Here are a few more that have challenged my thinking lately—and some ideas for how to spot them in your own leadership and life.

1. Care Personally vs. Challenge Directly

This one comes from Radical Candor by Kim Scott. According to Scott, many leaders fall into one of two traps:

  • They care personally but don’t offer important feedback (ruinous empathy), or

  • They give tough feedback but with little concern for the person (obnoxious aggression).

The sweet spot? Radical candor—a balance of both. It means telling the truth, even when it’s uncomfortable, but doing it in a way that shows you’re in the other person’s corner.

🛠️ Try this: Before giving tough feedback, ask yourself two questions:

  • Have I earned the right to speak into this person’s life?

  • Am I delivering this from a place of care, or just to get it off my chest?

2. Psychological Safety vs. Accountability

Another common false choice: you can either create an environment where people feel safe, or you can hold them accountable.

Not true.

Real psychological safety doesn’t come from designated “safe spaces” or promises of consequence-free feedback. It comes from clarity, consistency, and shared standards.

In the best teams, safety is rooted in accountability—to one another and to the mission. Everyone knows what’s expected, and no one is above the standard. People speak up not because they feel entitled to, but because they feel responsible for the outcome.

🛠️ Try this: Make team accountability a shared commitment.
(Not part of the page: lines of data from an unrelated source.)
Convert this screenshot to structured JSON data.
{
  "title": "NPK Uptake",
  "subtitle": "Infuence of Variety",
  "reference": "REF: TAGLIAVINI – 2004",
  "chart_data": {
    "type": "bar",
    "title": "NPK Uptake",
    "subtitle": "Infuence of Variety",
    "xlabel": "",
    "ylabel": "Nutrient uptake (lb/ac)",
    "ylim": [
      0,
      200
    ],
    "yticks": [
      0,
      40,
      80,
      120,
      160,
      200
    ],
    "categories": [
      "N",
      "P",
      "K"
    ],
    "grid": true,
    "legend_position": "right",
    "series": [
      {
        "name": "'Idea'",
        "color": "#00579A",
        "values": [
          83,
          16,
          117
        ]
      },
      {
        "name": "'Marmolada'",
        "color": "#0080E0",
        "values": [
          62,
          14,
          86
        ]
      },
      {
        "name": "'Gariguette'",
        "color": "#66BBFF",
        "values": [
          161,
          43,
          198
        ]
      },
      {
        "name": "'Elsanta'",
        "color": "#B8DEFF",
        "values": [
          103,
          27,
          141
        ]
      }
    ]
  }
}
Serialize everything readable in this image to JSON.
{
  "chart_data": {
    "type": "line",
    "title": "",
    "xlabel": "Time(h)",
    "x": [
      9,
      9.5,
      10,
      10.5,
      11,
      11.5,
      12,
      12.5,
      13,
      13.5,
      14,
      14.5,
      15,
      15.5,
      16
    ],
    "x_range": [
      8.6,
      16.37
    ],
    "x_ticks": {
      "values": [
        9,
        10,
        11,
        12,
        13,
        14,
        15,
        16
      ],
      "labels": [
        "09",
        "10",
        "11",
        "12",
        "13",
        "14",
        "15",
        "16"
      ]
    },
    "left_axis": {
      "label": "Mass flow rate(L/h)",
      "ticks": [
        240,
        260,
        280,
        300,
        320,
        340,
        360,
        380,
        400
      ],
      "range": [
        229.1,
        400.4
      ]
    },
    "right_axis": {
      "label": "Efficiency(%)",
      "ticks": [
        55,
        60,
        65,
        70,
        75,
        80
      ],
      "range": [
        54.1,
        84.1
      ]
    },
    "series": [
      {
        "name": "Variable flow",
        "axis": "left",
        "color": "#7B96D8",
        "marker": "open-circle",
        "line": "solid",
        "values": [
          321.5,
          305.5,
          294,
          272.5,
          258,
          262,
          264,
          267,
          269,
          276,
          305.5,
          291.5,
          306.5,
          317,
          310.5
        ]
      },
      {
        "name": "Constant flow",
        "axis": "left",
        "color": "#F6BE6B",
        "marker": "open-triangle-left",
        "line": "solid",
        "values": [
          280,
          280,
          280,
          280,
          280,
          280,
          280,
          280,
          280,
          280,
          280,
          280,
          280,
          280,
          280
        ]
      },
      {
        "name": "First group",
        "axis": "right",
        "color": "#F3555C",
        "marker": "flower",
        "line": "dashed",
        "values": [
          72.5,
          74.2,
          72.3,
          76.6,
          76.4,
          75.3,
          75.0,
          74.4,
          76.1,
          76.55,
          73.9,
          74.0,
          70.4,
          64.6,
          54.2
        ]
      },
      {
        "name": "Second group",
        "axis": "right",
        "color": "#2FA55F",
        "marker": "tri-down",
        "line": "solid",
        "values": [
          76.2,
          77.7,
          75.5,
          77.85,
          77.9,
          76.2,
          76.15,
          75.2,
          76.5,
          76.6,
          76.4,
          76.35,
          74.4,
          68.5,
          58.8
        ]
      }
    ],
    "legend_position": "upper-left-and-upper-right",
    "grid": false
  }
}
Instead of asking, “How do I hold them accountable?” try, “How do we hold one another accountable to the mission?”

3. Consistency vs. Mediocrity

Michelle brought this one up recently, and it’s been rattling around in my brain ever since.

Consistency is powerful. You won’t get far without developing habits that serve you. You don’t chop down a tree with one swing—you keep showing up, swing after swing. And eventually, the tree falls.

But here’s the twist—actually, two of them.

First, you don’t get extraordinary results from ordinary effort. If your swings are half-hearted, it’s going to take a long time to drop that tree—if it ever falls at all.

Second, you won’t succeed if you’re swinging at the wrong tree—or using the wrong tool. Imitating someone else’s path or following habits that don’t align with your goals will never get you where you want to go.

Consistency doesn’t guarantee success. It only amplifies whatever you’re doing.

🛠️ Try this: Ask yourself, “What am I being consistent about?” If your habits aren’t aligned with your goals, no amount of repetition will move you forward.

So What Do We Do With All This?

Here’s the practical takeaway: the next time you’re stuck between two bad options, slow down and ask:

“Is this really an either/or… or is there a better third way I haven’t thought of yet?”

When you find yourself saying things like:

  • “I can either speak up or keep the relationship…”

  • “I can either hold them accountable or make them feel safe…”

  • “I can either push harder or stay consistent…”

You’re probably staring at a false dichotomy. And naming it is half the battle.

Life—and leadership—are rarely binary. The best outcomes almost always come from finding the third option. It’s not the easy way, but it’s the better one.

And that’s where real leadership shows up.